Habits work in three steps: the cue, the routine and the reward.
To change a habit, swap out the routine — because the cue and the reward are apparently already successful. That’s a big theme from Power of Habit, the 2012 bestseller by Pulitzer Prize-winning journalist Charles Duhigg. I’m personally interested in the habit of habits so this book was long on my list to read — then a friend encouraged me to read it since it related to a project of ours. And so here I am.
Below I have a few notes for me to return to in the future.
Here are my notes:
- Keystone habits: what we do regularly that helps set up other habits, behaviors or outcomes (these are often discussed as morning routines, but I also think of reading as a keystone habit, as I enjoy it, am relaxed by it, informs my work and gives me tips for elsewhere in my life)
- Habit loops: Cue, routine and reward; think of all the habits you want to change in this way
- Duke University study: 40% of daily decisions are habits
- Claude Hopkins rules for consumer behavior: make your product a habit
- Hopkins made Pepsodent a runaway success with a habit loop: from 7% of Americans having toothpaste before Pepsodent to 65% by the Second World War. How?

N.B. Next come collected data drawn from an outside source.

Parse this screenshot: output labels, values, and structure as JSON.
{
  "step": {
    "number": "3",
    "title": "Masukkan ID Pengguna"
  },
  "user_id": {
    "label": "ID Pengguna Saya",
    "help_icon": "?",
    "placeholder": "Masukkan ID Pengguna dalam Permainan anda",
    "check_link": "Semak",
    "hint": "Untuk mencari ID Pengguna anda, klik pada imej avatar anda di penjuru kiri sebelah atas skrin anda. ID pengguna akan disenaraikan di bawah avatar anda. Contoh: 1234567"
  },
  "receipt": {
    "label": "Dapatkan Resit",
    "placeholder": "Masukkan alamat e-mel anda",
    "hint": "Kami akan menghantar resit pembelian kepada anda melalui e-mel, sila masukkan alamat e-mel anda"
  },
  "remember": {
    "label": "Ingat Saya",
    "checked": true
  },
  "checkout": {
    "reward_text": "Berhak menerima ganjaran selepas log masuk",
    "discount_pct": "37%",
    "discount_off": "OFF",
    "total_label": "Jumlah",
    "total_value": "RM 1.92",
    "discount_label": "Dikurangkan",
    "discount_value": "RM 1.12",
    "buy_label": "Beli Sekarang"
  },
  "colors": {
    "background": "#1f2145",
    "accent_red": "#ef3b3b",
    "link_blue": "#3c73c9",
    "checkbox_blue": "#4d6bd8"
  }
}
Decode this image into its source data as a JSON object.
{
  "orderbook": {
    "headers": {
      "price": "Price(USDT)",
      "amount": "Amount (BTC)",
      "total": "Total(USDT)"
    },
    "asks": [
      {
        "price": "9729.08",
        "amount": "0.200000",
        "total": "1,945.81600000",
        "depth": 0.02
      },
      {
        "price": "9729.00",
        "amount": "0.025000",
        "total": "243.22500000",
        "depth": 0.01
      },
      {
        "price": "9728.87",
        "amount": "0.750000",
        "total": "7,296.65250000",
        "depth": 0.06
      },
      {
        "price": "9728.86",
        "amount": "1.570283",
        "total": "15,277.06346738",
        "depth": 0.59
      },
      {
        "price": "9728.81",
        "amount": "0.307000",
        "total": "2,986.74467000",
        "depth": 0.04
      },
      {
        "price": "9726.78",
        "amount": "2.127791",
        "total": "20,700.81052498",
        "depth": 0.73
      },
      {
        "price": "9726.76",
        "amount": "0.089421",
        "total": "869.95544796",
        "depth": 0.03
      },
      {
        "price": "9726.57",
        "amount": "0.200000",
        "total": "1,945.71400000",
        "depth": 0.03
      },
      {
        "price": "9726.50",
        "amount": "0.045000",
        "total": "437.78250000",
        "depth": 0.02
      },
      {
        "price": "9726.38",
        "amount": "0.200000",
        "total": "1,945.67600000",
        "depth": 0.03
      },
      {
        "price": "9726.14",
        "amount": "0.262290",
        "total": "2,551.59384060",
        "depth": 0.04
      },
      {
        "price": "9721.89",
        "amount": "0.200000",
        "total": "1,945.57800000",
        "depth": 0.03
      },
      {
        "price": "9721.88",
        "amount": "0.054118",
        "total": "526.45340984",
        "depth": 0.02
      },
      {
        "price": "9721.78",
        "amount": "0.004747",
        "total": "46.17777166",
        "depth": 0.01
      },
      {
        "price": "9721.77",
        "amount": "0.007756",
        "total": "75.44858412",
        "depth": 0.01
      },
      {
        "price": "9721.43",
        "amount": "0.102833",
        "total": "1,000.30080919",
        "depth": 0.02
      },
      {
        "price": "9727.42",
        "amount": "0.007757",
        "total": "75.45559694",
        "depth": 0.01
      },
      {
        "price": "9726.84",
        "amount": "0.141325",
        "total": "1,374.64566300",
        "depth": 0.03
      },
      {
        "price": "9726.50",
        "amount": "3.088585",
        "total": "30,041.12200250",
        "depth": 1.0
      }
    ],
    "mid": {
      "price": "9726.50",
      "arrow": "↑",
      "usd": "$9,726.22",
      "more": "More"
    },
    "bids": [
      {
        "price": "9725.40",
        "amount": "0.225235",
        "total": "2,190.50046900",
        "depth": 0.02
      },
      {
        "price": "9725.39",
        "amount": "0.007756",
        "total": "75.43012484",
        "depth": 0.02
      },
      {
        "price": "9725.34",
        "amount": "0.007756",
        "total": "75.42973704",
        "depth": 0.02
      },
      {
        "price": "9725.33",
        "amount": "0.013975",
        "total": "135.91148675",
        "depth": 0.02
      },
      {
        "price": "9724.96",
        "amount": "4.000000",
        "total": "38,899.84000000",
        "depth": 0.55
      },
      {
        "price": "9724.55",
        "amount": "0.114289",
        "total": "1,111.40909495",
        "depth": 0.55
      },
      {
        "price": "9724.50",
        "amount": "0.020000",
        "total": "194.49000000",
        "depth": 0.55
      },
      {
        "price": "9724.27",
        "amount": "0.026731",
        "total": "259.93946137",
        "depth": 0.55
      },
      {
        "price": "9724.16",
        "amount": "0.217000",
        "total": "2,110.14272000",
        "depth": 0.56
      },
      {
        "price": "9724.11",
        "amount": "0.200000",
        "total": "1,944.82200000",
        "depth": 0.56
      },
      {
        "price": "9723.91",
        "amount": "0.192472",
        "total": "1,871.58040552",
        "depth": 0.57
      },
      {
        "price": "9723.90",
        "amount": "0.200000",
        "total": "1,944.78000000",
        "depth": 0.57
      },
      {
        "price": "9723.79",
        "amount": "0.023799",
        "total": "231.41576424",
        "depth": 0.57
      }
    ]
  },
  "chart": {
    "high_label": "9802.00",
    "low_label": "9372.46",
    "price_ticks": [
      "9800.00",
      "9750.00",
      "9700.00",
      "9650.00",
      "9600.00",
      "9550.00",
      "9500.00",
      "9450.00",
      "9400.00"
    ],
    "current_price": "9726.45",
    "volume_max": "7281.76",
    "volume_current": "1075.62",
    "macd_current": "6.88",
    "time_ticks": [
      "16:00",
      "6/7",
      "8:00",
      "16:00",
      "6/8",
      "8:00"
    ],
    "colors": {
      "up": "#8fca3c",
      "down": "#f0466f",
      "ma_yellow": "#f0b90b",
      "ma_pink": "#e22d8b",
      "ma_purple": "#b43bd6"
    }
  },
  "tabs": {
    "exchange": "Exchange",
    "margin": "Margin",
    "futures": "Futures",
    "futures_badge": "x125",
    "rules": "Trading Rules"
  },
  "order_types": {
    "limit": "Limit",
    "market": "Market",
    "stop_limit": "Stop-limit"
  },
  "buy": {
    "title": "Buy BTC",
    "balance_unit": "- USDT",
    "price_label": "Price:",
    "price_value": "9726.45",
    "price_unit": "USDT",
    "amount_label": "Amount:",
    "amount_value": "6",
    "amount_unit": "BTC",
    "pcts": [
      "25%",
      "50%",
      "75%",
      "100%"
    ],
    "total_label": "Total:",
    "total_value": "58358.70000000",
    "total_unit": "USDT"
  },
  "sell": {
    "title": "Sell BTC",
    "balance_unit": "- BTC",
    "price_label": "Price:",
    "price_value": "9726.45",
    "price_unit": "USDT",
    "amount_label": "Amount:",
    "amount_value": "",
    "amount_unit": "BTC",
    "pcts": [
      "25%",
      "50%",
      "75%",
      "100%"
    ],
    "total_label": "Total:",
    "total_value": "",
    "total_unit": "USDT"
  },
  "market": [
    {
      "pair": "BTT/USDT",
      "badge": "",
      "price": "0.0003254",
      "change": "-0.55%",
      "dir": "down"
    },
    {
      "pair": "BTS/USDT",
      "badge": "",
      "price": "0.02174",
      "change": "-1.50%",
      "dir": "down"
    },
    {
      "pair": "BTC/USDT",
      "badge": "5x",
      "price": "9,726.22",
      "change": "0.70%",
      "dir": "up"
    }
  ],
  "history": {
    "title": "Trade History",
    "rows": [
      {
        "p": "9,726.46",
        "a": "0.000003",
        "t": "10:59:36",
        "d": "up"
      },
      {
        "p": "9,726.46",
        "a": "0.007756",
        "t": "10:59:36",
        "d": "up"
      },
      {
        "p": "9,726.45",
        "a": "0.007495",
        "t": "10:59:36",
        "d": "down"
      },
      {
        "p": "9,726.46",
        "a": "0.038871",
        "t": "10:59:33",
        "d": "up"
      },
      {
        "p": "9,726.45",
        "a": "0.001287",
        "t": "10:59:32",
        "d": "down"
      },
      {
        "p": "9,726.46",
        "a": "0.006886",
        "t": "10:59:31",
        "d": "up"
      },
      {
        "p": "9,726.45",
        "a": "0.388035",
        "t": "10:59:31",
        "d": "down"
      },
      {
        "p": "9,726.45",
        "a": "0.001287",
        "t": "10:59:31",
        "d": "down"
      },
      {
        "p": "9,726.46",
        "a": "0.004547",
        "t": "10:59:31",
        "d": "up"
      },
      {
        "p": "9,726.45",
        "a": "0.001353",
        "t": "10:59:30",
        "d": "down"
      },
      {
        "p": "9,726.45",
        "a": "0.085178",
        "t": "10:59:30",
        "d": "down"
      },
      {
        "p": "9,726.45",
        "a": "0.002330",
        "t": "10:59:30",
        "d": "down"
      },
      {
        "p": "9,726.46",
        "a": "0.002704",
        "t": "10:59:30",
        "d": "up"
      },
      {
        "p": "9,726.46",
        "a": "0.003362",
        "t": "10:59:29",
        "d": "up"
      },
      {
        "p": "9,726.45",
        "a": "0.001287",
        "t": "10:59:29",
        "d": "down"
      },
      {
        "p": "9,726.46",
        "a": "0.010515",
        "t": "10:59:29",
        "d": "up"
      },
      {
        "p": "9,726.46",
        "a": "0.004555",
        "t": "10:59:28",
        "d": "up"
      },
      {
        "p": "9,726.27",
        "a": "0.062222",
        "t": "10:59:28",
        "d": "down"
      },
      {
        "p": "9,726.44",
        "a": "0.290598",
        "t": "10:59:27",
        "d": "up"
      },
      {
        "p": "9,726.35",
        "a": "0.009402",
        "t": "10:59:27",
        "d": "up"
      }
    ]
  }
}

- Find a simple and obvious cue; (tooth film!)
- Second clearly define the rewards (beautiful teeth!)
- Habits work in 3-step loops: cue, routine, reward.
- “To change a habit he must keep the old queue, and deliver the old reward, insert a new routine.”
- You can change your habits by substituting just one part of the loop, the routine.
- Willpower is the most important habit, and you can strengthen it over time (habit of habits).